"Ah, you've got a heap to learn yet, Rube," Kiddie rejoined. "Why, when I'm out and about there's never a day, never an hour, hardly a minute, but I see something new, learn something fresh in woodcraft and scoutcraft. You don't go along with your eyes shut and your ears and nostrils closed, do you? What did you see early this mornin', for example, when you went across the grass patch, the dew still lying?"
"Say, now, how d'you know I saw anythin'?" Rube asked. "You was in bed."
"Yes, but I could see you from my pillow. You went aside from the straight trail."
"That's so," acknowledged Rube. "I was tryin' ter foller a track in the dew—some biggish animal, I guess; but thar wasn't no footmarks—not in the long grass—an' the track didn't lead to nothin'—only a root of dandelion with the leaves chewed off."
"Perhaps you went the wrong way," suggested Kiddie. "Was the track lighter than the rest of the grass, or darker?"
"Um! Now you puzzle me," demurred Rube. "I ain't just sure; but I guess it was darker. Yes, it was sure darker. Why? What's that gotter do with it?"
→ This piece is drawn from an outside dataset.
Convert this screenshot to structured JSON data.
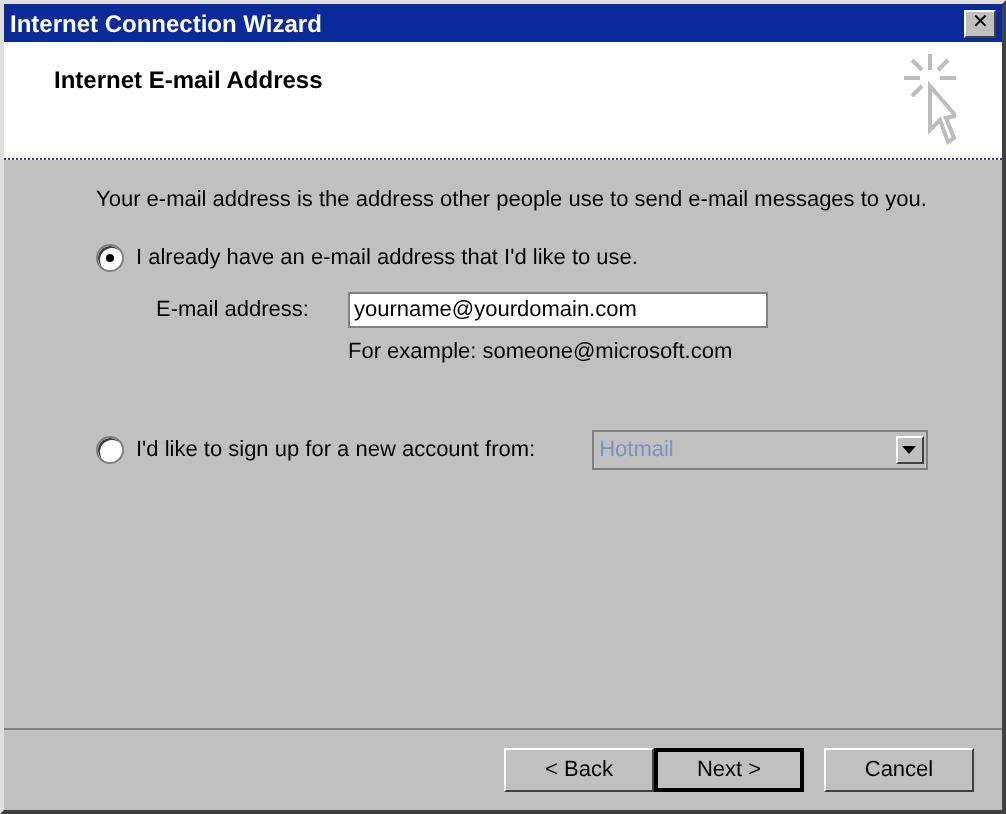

"Why? Well, a scout would sure know that grass blades bent towards him look dark; bent away from him, light. If the trail of your biggish animal this morning was darker than the grass, then you didn't follow him, you were going away from him all the time. He was probably a stoat on the track of a jack-rabbit. If you'd followed the other way, you might have seen where that stoat chased his victim into its burrow, and you might have seen where he came out again alone, after his feed underground. There's a heap of information in a track, Rube, altogether independent of plain footprints."
Rube rested his chin in his hands, listening.
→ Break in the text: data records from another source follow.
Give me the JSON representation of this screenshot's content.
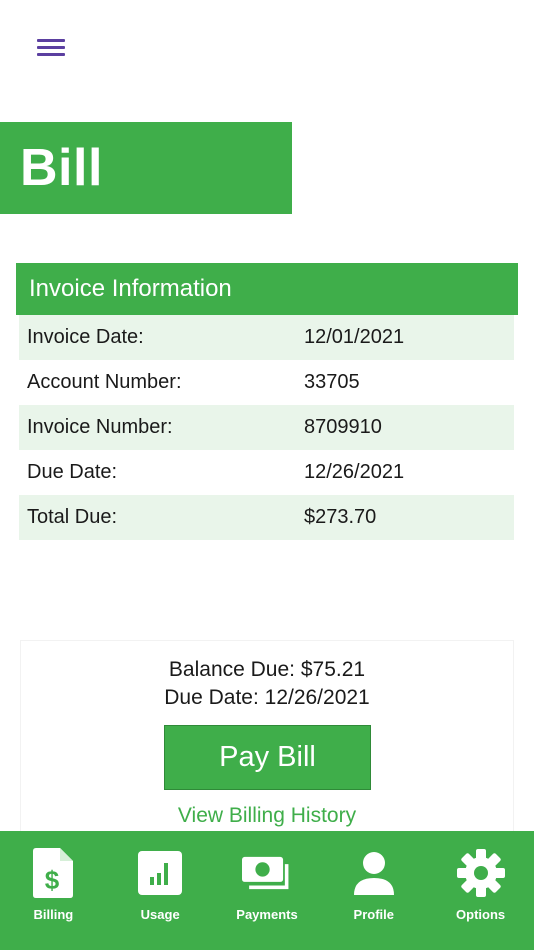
{
  "header": {
    "title": "Bill"
  },
  "invoice": {
    "heading": "Invoice Information",
    "rows": [
      {
        "label": "Invoice Date:",
        "value": "12/01/2021"
      },
      {
        "label": "Account Number:",
        "value": "33705"
      },
      {
        "label": "Invoice Number:",
        "value": "8709910"
      },
      {
        "label": "Due Date:",
        "value": "12/26/2021"
      },
      {
        "label": "Total Due:",
        "value": "$273.70"
      }
    ]
  },
  "summary": {
    "balance_due": "Balance Due: $75.21",
    "due_date": "Due Date: 12/26/2021",
    "pay_button": "Pay Bill",
    "history_link": "View Billing History"
  },
  "tabbar": {
    "items": [
      {
        "label": "Billing",
        "icon": "bill-document-icon"
      },
      {
        "label": "Usage",
        "icon": "bar-chart-icon"
      },
      {
        "label": "Payments",
        "icon": "cash-icon"
      },
      {
        "label": "Profile",
        "icon": "person-icon"
      },
      {
        "label": "Options",
        "icon": "gear-icon"
      }
    ]
  },
  "colors": {
    "accent": "#3fae4a",
    "row_alt": "#e9f5ea",
    "menu": "#5b3fa0"
  }
}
"Suppose a bicycle or an automobile car had gone along a dusty or a muddy trail," continued Kiddie, "and you wanted to know which way it was travelling, what 'ld you do ter discover? You'd look at the rut the wheel had made. You'd see that the loose dust or the wet mud feathered out from it in the direction in which the wheel was going. No need ter search for footprints. It's the same with drops of blood from a wound, drops of water splashed from a jug or a bucket—any drippin' liquid; the drops splash forward in the direction in which the person splashing them was movin', the splashes being longer or shorter according to the person's pace. If you aim at being a capable scout—a good tracker—don't study the obvious things alone: look as well at the smaller signs, which often tell you more. And wherever you are, whatever you're doing, keep your senses busy—your sight, your hearing, your senses of smell and touch. At the present moment my senses tell me there's a mosquito in this yer veranda: I c'n hear the critter humming away back of me. I know that we're goin' to have bacon and eggs for dinner; I c'n smell them bein' fried. The kitchen's some warm; your mother has opened the window; I c'n feel the draught from it."
In the days of Kiddie's convalescence, Rube learnt many a lesson in scoutcraft; lessons which he hastened to put into practice. It was afterwards, however, when Kiddie was well, and they could go camping out together in the wilds, that he learnt most. In the meantime, there was the work of building the woodland cabin to attend to.